Eid is celebrated for 3 days, though the only school holiday this year is the first day. People go from house to house, visiting friends and family and sampling their spreads of food. Tomorrow I will go to another Tajik friend's house to celebrate Eid-i-Ramazan. She invited me, telling me to come at 9:30 or 10:00 AM, because her mother would have the soup ready by then and she wants me to be their first guest! I think I will also visit my neighbor's apartment too. I borrowed a traditional Tajik outfit from an American friend and I will wear it for the festivities. I love the Tajik clothing. Pictures of that to come!

Thursday, September 10, 2009

Pedagogical Institute





This is my first week teaching at Tajik State Pedagogical University (aka Ped Institute or Teacher Training University). The first picture is not from the Ped Institute; it's a weekly discussion club at the Embassy-sponsored American Corner. I don't have pictures of my classes yet, but will post when I do. I'm working with 2 groups of 3rd year students, teaching grammar and "practice," which is a combination of reading, grammar, and other skills. There are 13,000 students in the university as a whole, and more than 1,000 in the English department, according to the department Dean. It doesn't seem like that many to me, but the classes are on 2 different floors, and 5th year students are gone on practicum.

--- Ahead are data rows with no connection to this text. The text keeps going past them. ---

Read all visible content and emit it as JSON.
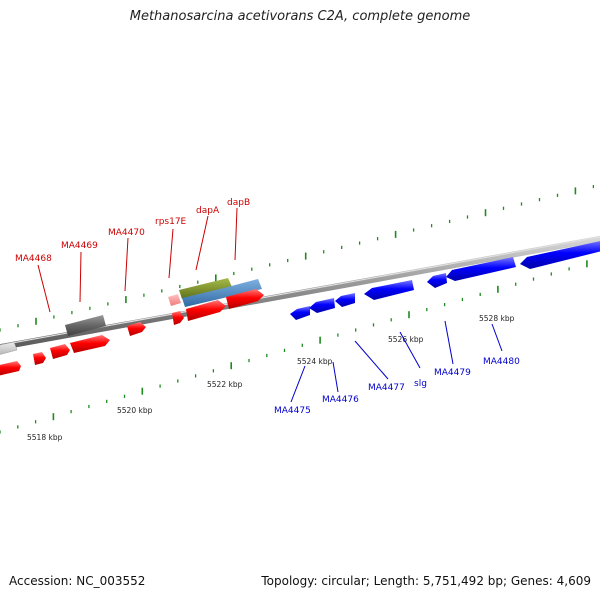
{
  "title": "Methanosarcina acetivorans C2A, complete genome",
  "footer": {
    "accession": "Accession: NC_003552",
    "summary": "Topology: circular; Length: 5,751,492 bp; Genes: 4,609"
  },
  "colors": {
    "forward": "#ff0000",
    "reverse": "#0000ff",
    "backbone": "#8c8c8c",
    "tick": "#1f8a1f",
    "gray_gene": "#666666",
    "light_gene": "#cccccc",
    "olive_gene": "#7a8f2a",
    "steel_gene": "#4a86c0",
    "pink_gene": "#ff9a9a"
  },
  "scale_labels": [
    {
      "text": "5518 kbp"
    },
    {
      "text": "5520 kbp"
    },
    {
      "text": "5522 kbp"
    },
    {
      "text": "5524 kbp"
    },
    {
      "text": "5526 kbp"
    },
    {
      "text": "5528 kbp"
    }
  ],
  "forward_labels": [
    {
      "text": "MA4468"
    },
    {
      "text": "MA4469"
    },
    {
      "text": "MA4470"
    },
    {
      "text": "rps17E"
    },
    {
      "text": "dapA"
    },
    {
      "text": "dapB"
    }
  ],
  "reverse_labels": [
    {
      "text": "MA4475"
    },
    {
      "text": "MA4476"
    },
    {
      "text": "MA4477"
    },
    {
      "text": "slg"
    },
    {
      "text": "MA4479"
    },
    {
      "text": "MA4480"
    }
  ]
}
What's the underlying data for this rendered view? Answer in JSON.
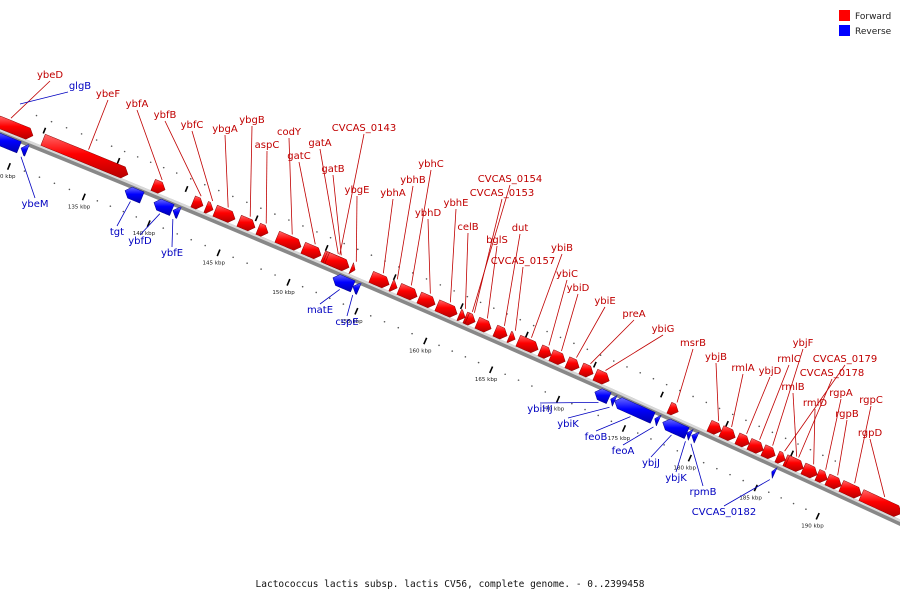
{
  "caption": "Lactococcus lactis subsp. lactis CV56, complete genome. - 0..2399458",
  "legend": {
    "forward": {
      "label": "Forward",
      "color": "#ff0000"
    },
    "reverse": {
      "label": "Reverse",
      "color": "#0000ff"
    }
  },
  "axis_ticks": [
    {
      "label": "130 kbp",
      "major": true
    },
    {
      "label": "135 kbp",
      "major": true
    },
    {
      "label": "140 kbp",
      "major": true
    },
    {
      "label": "145 kbp",
      "major": true
    },
    {
      "label": "150 kbp",
      "major": true
    },
    {
      "label": "155 kbp",
      "major": true
    },
    {
      "label": "160 kbp",
      "major": true
    },
    {
      "label": "165 kbp",
      "major": true
    },
    {
      "label": "170 kbp",
      "major": true
    },
    {
      "label": "175 kbp",
      "major": true
    },
    {
      "label": "180 kbp",
      "major": true
    },
    {
      "label": "185 kbp",
      "major": true
    },
    {
      "label": "190 kbp",
      "major": true
    }
  ],
  "forward_genes": [
    {
      "name": "ybeD",
      "t0": 0.0,
      "t1": 0.0,
      "label_dx": 0,
      "label_dy": 0
    },
    {
      "name": "ybeF"
    },
    {
      "name": "ybfA"
    },
    {
      "name": "ybfB"
    },
    {
      "name": "ybfC"
    },
    {
      "name": "ybgA"
    },
    {
      "name": "ybgB"
    },
    {
      "name": "aspC"
    },
    {
      "name": "codY"
    },
    {
      "name": "gatC"
    },
    {
      "name": "gatA"
    },
    {
      "name": "CVCAS_0143"
    },
    {
      "name": "gatB"
    },
    {
      "name": "ybgE"
    },
    {
      "name": "ybhA"
    },
    {
      "name": "ybhB"
    },
    {
      "name": "ybhC"
    },
    {
      "name": "ybhD"
    },
    {
      "name": "ybhE"
    },
    {
      "name": "celB"
    },
    {
      "name": "CVCAS_0154"
    },
    {
      "name": "CVCAS_0153"
    },
    {
      "name": "bglS"
    },
    {
      "name": "dut"
    },
    {
      "name": "CVCAS_0157"
    },
    {
      "name": "ybiB"
    },
    {
      "name": "ybiC"
    },
    {
      "name": "ybiD"
    },
    {
      "name": "ybiE"
    },
    {
      "name": "preA"
    },
    {
      "name": "ybiG"
    },
    {
      "name": "msrB"
    },
    {
      "name": "ybjB"
    },
    {
      "name": "rmlA"
    },
    {
      "name": "ybjD"
    },
    {
      "name": "rmlC"
    },
    {
      "name": "ybjF"
    },
    {
      "name": "CVCAS_0179"
    },
    {
      "name": "rmlB"
    },
    {
      "name": "CVCAS_0178"
    },
    {
      "name": "rmlD"
    },
    {
      "name": "rgpA"
    },
    {
      "name": "rgpB"
    },
    {
      "name": "rgpC"
    },
    {
      "name": "rgpD"
    }
  ],
  "reverse_genes": [
    {
      "name": "glgB"
    },
    {
      "name": "ybeM"
    },
    {
      "name": "tgt"
    },
    {
      "name": "ybfD"
    },
    {
      "name": "ybfE"
    },
    {
      "name": "matE"
    },
    {
      "name": "cspE"
    },
    {
      "name": "ybiHJ"
    },
    {
      "name": "ybiK"
    },
    {
      "name": "feoB"
    },
    {
      "name": "feoA"
    },
    {
      "name": "ybjJ"
    },
    {
      "name": "ybjK"
    },
    {
      "name": "rpmB"
    },
    {
      "name": "CVCAS_0182"
    }
  ]
}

The students are very friendly and generally eager to learn. When a teacher or administrator enters a classroom, the students stand until they are given permission to sit down. My classes are figuring out that this is not an American custom, so only some of them stand when I come into the room, which is fine with me. Women usually wear traditional Tajik clothing, and men almost always wear white shirts and ties. The students couldn't believe it when I told them that some American college students go to classes in their pajamas, basically--sweatshirts and sweatpants, and that male students almost never wear ties to class.

Though this is a teacher training university, most of the students I've talked to don't actually want to be teachers. They dream of careers as interpreters, translators, or local staff working for a foreign NGOs in Tajikistan. They see English as their ticket to the world--travel, studying abroad, etc. Students ask me how they can improve their English and beg me to visit their classes or help them individually. I tell them I can't be their individual tutor, but I will be helping to organize some discussion clubs they can participate in. If any of you want to come visit me, students would be THRILLED to meet more Americans. There are apparently direct flights to Dushanbe from Frankfurt and Riga, Latvia now...(hint, hint...)

I'm going camping with some new friends this weekend, so look forward to pictures of the mountains!! I can't wait.

The opinions in this blog are not the opinions of the US State Department or the English Language Fellowship Program.